Perhaps you are wondering how the name of Carroll’s cat could possibly be relevant to a sexual battery claim. But that’s the wrong question in 1960. Just ask Trump, he’ll tell you, the right question is: “How can a woman of such low character be sexually assaulted?” And the answer is, she can’t! She’s either lying, or she was asking for it.
And at the time he carried out the assault for which a jury just found him liable, he was right. A woman of imperfect “virtue” who did not resist to the utmost could not claim to have been sexually assaulted. Even in the 1990s when he attacked Carroll, her friends were divided, with one telling her to go immediately to the police, and the other advising her to keep quiet because “he had a lot of attorneys and he would just bury her.” She took the advice of the second, and kept her mouth shut about the assault for more than two decades.
But it’s not 1960. It’s 2023, and we are done with that shit. Or at least we’re trying, imperfectly, to get to the other side of it.
Trump complained bitterly about the “Access Hollywood” tape being admitted in evidence, showing him bragging about grabbing women by the genitals, something he and his supporters have tried to retcon into a comment on women’s willingness to be groped by “stars.”
“I said if you’re famous and rich or whatever I said, but I said if you’re a star, you are – and I said women let you,” he blustered on CNN. “I didn’t say you grab. I said women let. You know you didn’t use that word, but if you look, women let you.”
He did, in fact, say “grab.” This wasn’t one of the times he was telling the truth. Although the preposterous lie does speak to an understanding of consent that confuses “let you grope them” with “don’t call the cops afterward.”

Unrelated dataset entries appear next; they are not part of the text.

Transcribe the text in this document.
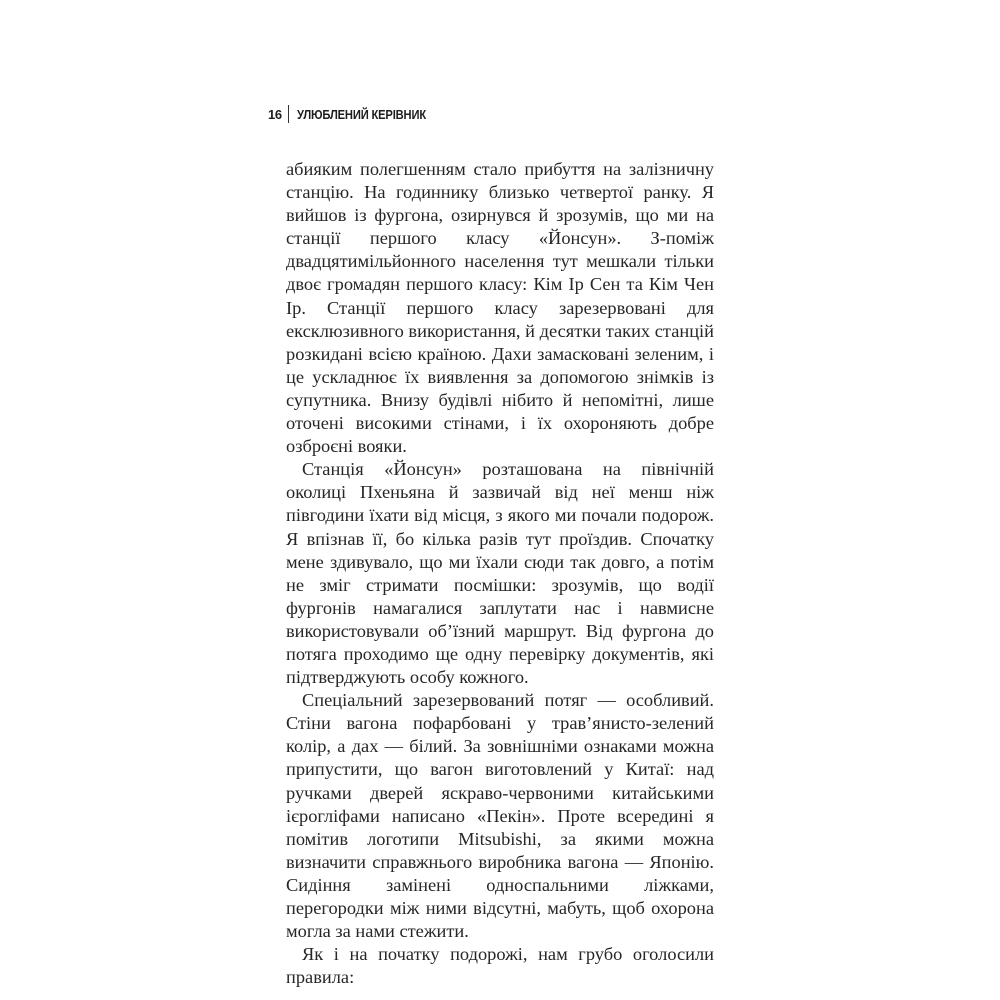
16 УЛЮБЛЕНИЙ КЕРІВНИК

абияким полегшенням стало прибуття на залізничну станцію. На годиннику близько четвертої ранку. Я вийшов із фургона, озирнувся й зрозумів, що ми на станції першого класу «Йонсун». З-поміж двадцятимільйонного населення тут мешкали тільки двоє громадян першого класу: Кім Ір Сен та Кім Чен Ір. Станції першого класу зарезервовані для ексклюзивного використання, й десятки таких станцій розкидані всією країною. Дахи замасковані зеленим, і це ускладнює їх виявлення за допомогою знімків із супутника. Внизу будівлі нібито й непомітні, лише оточені високими стінами, і їх охороняють добре озброєні вояки.

Станція «Йонсун» розташована на північній околиці Пхеньяна й зазвичай від неї менш ніж півгодини їхати від місця, з якого ми почали подорож. Я впізнав її, бо кілька разів тут проїздив. Спочатку мене здивувало, що ми їхали сюди так довго, а потім не зміг стримати посмішки: зрозумів, що водії фургонів намагалися заплутати нас і навмисне використовували об’їзний маршрут. Від фургона до потяга проходимо ще одну перевірку документів, які підтверджують особу кожного.

Спеціальний зарезервований потяг — особливий. Стіни вагона пофарбовані у трав’янисто-зелений колір, а дах — білий. За зовнішніми ознаками можна припустити, що вагон виготовлений у Китаї: над ручками дверей яскраво-червоними китайськими ієрогліфами написано «Пекін». Проте всередині я помітив логотипи Mitsubishi, за якими можна визначити справжнього виробника вагона — Японію. Сидіння замінені односпальними ліжками, перегородки між ними відсутні, мабуть, щоб охорона могла за нами стежити.

Як і на початку подорожі, нам грубо оголосили правила:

In the event, the tape was admitted at trial, along with the testimony of two other women who accused Trump of assault in similar circumstances thanks to Rules 412 and 415 of the Federal Rules of Evidence. Those laws, enacted in the 70s and the 90s respectively, exclude a victim’s sexual history while providing a specific mechanism to introduce similar bad acts (i.e. propensity evidence) by an alleged assailant. Similarly, New York’s Adult Survivors Act, which came into effect in November of 2022, extends the statute of limitations for victims to file civil suits against their abusers. This law, which Trump has challenged as unconstitutional, explicitly acknowledges the reality that social stigma and contemporaneous laws which allowed abusers to interrogate victims’ sexual history were a powerful disincentive to coming forward with rape allegations.
Trump demands to make sexual assault 1960 again, insisting that it couldn’t have happened because she never screamed or reported it, while simultaneously arguing that a woman who willingly went into a dressing room for “hanky panky” got what she deserved.
But it’s not 1960, so even a jury that included an avid Tim Pool fan took less than three hours to find him liable and reach a $5 million verdict. It’s a victory of sorts, if too small and far too late. And a small step toward greatness, even as Trump and his irredentist goons are trying to burn the country and the last 60 years of progress to the ground.